There's a great likelihood that I will be running into my ex this weekend. My friend is playing a show and many of her friends are going. I am scheduled to join my friend on stage too. The venue is in her neighborhood too. And she knows I will be there. I am also fairly confident that between all the Facebook shares, that she absolutely knows of the gig and that I will be there.

It's caused me to feel very excited, emotionally stimulated, worried, embarrassed... . some part of me hopes she shows up. But I know her well enough to know that if she shows up, it will probably be with a man, and the objective will be to watch my reaction and see that I care.

John... . I have gone thru this over the years, again and again... still the same.

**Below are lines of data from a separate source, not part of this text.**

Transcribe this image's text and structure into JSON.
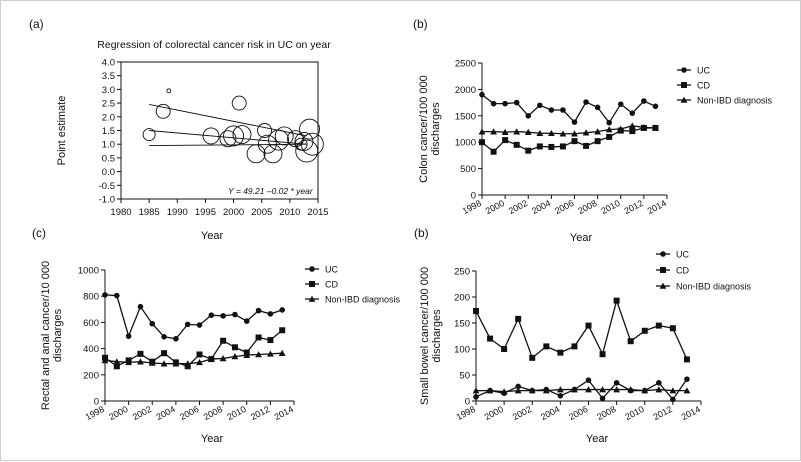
{
  "panels": {
    "a": {
      "label": "(a)",
      "chart_data": {
        "type": "scatter",
        "title": "Regression of colorectal cancer risk in UC on year",
        "xlabel": "Year",
        "ylabel": "Point estimate",
        "xlim": [
          1980,
          2015
        ],
        "ylim": [
          -1.0,
          4.0
        ],
        "x_ticks": [
          "1980",
          "1985",
          "1990",
          "1995",
          "2000",
          "2005",
          "2010",
          "2015"
        ],
        "y_ticks": [
          "4.0",
          "3.5",
          "3.0",
          "2.5",
          "2.0",
          "1.5",
          "1.0",
          "0.5",
          "0.0",
          "-0.5",
          "-1.0"
        ],
        "annotation": "Y = 49.21 –0.02 * year",
        "points": [
          {
            "x": 1985,
            "y": 1.35,
            "size": 6
          },
          {
            "x": 1987.5,
            "y": 2.2,
            "size": 7
          },
          {
            "x": 1988.5,
            "y": 2.95,
            "size": 2
          },
          {
            "x": 1996,
            "y": 1.3,
            "size": 8
          },
          {
            "x": 1999,
            "y": 1.2,
            "size": 8
          },
          {
            "x": 2000,
            "y": 1.3,
            "size": 10
          },
          {
            "x": 2001,
            "y": 2.5,
            "size": 7
          },
          {
            "x": 2001.5,
            "y": 1.35,
            "size": 9
          },
          {
            "x": 2004,
            "y": 0.65,
            "size": 9
          },
          {
            "x": 2005.5,
            "y": 1.5,
            "size": 7
          },
          {
            "x": 2006,
            "y": 1.0,
            "size": 9
          },
          {
            "x": 2007,
            "y": 0.65,
            "size": 9
          },
          {
            "x": 2008,
            "y": 1.15,
            "size": 10
          },
          {
            "x": 2009,
            "y": 1.3,
            "size": 9
          },
          {
            "x": 2011,
            "y": 1.2,
            "size": 8
          },
          {
            "x": 2012,
            "y": 1.0,
            "size": 6
          },
          {
            "x": 2012.5,
            "y": 1.1,
            "size": 9
          },
          {
            "x": 2013,
            "y": 0.75,
            "size": 11
          },
          {
            "x": 2013.5,
            "y": 1.55,
            "size": 10
          },
          {
            "x": 2014,
            "y": 1.0,
            "size": 11
          }
        ],
        "regression": {
          "x": [
            1985,
            2013
          ],
          "y": [
            1.5,
            1.0
          ]
        },
        "ci_upper": {
          "x": [
            1985,
            2013
          ],
          "y": [
            2.45,
            1.3
          ]
        },
        "ci_lower": {
          "x": [
            1985,
            2013
          ],
          "y": [
            0.95,
            1.0
          ]
        }
      }
    },
    "b": {
      "label": "(b)",
      "chart_data": {
        "type": "line",
        "xlabel": "Year",
        "ylabel": "Colon cancer/100 000 discharges",
        "ylim": [
          0,
          2500
        ],
        "x_ticks": [
          "1998",
          "2000",
          "2002",
          "2004",
          "2006",
          "2008",
          "2010",
          "2012",
          "2014"
        ],
        "y_ticks": [
          "2500",
          "2000",
          "1500",
          "1000",
          "500",
          "0"
        ],
        "x": [
          1998,
          1999,
          2000,
          2001,
          2002,
          2003,
          2004,
          2005,
          2006,
          2007,
          2008,
          2009,
          2010,
          2011,
          2012,
          2013
        ],
        "series": [
          {
            "name": "UC",
            "marker": "circle",
            "values": [
              1900,
              1730,
              1730,
              1750,
              1500,
              1700,
              1610,
              1610,
              1380,
              1760,
              1660,
              1370,
              1720,
              1550,
              1780,
              1680
            ]
          },
          {
            "name": "CD",
            "marker": "square",
            "values": [
              1000,
              820,
              1040,
              950,
              840,
              920,
              910,
              920,
              1020,
              930,
              1020,
              1100,
              1220,
              1210,
              1270,
              1270
            ]
          },
          {
            "name": "Non-IBD diagnosis",
            "marker": "triangle",
            "values": [
              1200,
              1200,
              1190,
              1200,
              1190,
              1170,
              1170,
              1160,
              1160,
              1180,
              1200,
              1240,
              1250,
              1310,
              1280,
              1270
            ]
          }
        ]
      }
    },
    "c": {
      "label": "(c)",
      "chart_data": {
        "type": "line",
        "xlabel": "Year",
        "ylabel": "Rectal and anal cancer/10 000 discharges",
        "ylim": [
          0,
          1000
        ],
        "x_ticks": [
          "1998",
          "2000",
          "2002",
          "2004",
          "2006",
          "2008",
          "2010",
          "2012",
          "2014"
        ],
        "y_ticks": [
          "1000",
          "800",
          "600",
          "400",
          "200",
          "0"
        ],
        "x": [
          1998,
          1999,
          2000,
          2001,
          2002,
          2003,
          2004,
          2005,
          2006,
          2007,
          2008,
          2009,
          2010,
          2011,
          2012,
          2013
        ],
        "series": [
          {
            "name": "UC",
            "marker": "circle",
            "values": [
              810,
              805,
              495,
              720,
              590,
              490,
              475,
              585,
              580,
              655,
              650,
              660,
              610,
              690,
              665,
              695
            ]
          },
          {
            "name": "CD",
            "marker": "square",
            "values": [
              330,
              265,
              310,
              360,
              300,
              365,
              295,
              265,
              355,
              320,
              460,
              410,
              370,
              485,
              465,
              540
            ]
          },
          {
            "name": "Non-IBD diagnosis",
            "marker": "triangle",
            "values": [
              310,
              300,
              295,
              300,
              290,
              285,
              285,
              285,
              295,
              320,
              325,
              340,
              350,
              355,
              360,
              365
            ]
          }
        ]
      }
    },
    "d": {
      "label": "(b)",
      "chart_data": {
        "type": "line",
        "xlabel": "Year",
        "ylabel": "Small bowel cancer/100 000 discharges",
        "ylim": [
          0,
          250
        ],
        "x_ticks": [
          "1998",
          "2000",
          "2002",
          "2004",
          "2006",
          "2008",
          "2010",
          "2012",
          "2014"
        ],
        "y_ticks": [
          "250",
          "200",
          "150",
          "100",
          "50",
          "0"
        ],
        "x": [
          1998,
          1999,
          2000,
          2001,
          2002,
          2003,
          2004,
          2005,
          2006,
          2007,
          2008,
          2009,
          2010,
          2011,
          2012,
          2013
        ],
        "series": [
          {
            "name": "UC",
            "marker": "circle",
            "values": [
              8,
              20,
              15,
              28,
              20,
              22,
              10,
              22,
              40,
              5,
              35,
              20,
              20,
              35,
              3,
              42
            ]
          },
          {
            "name": "CD",
            "marker": "square",
            "values": [
              173,
              120,
              100,
              158,
              83,
              105,
              93,
              105,
              145,
              90,
              193,
              115,
              135,
              145,
              140,
              80
            ]
          },
          {
            "name": "Non-IBD diagnosis",
            "marker": "triangle",
            "values": [
              20,
              20,
              18,
              20,
              20,
              20,
              22,
              22,
              22,
              22,
              22,
              22,
              20,
              22,
              20,
              20
            ]
          }
        ]
      }
    }
  }
}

If she is with the guy that she ran off with, they will go out of their way to emotionally act-out trying to abuse me like a couple of 7th-graders? Hugging, kissing... they actually came into a place I was once, sat at the closet table that they could, both facing me and stared at me with smiles on there faces. Unbelievable.  If she is alone... she goes out of her way to try to walk up to me like nothing ever happened and acts like we are best friends. It is so insane.  In all instances, I just put my head down and walk to where I am going with no interaction. I keep a blank look on my face. How could I possibly interact with that person. It still hurts... . but at least I know I am protecting me. I had no clue that adults actually acted this way. No clue.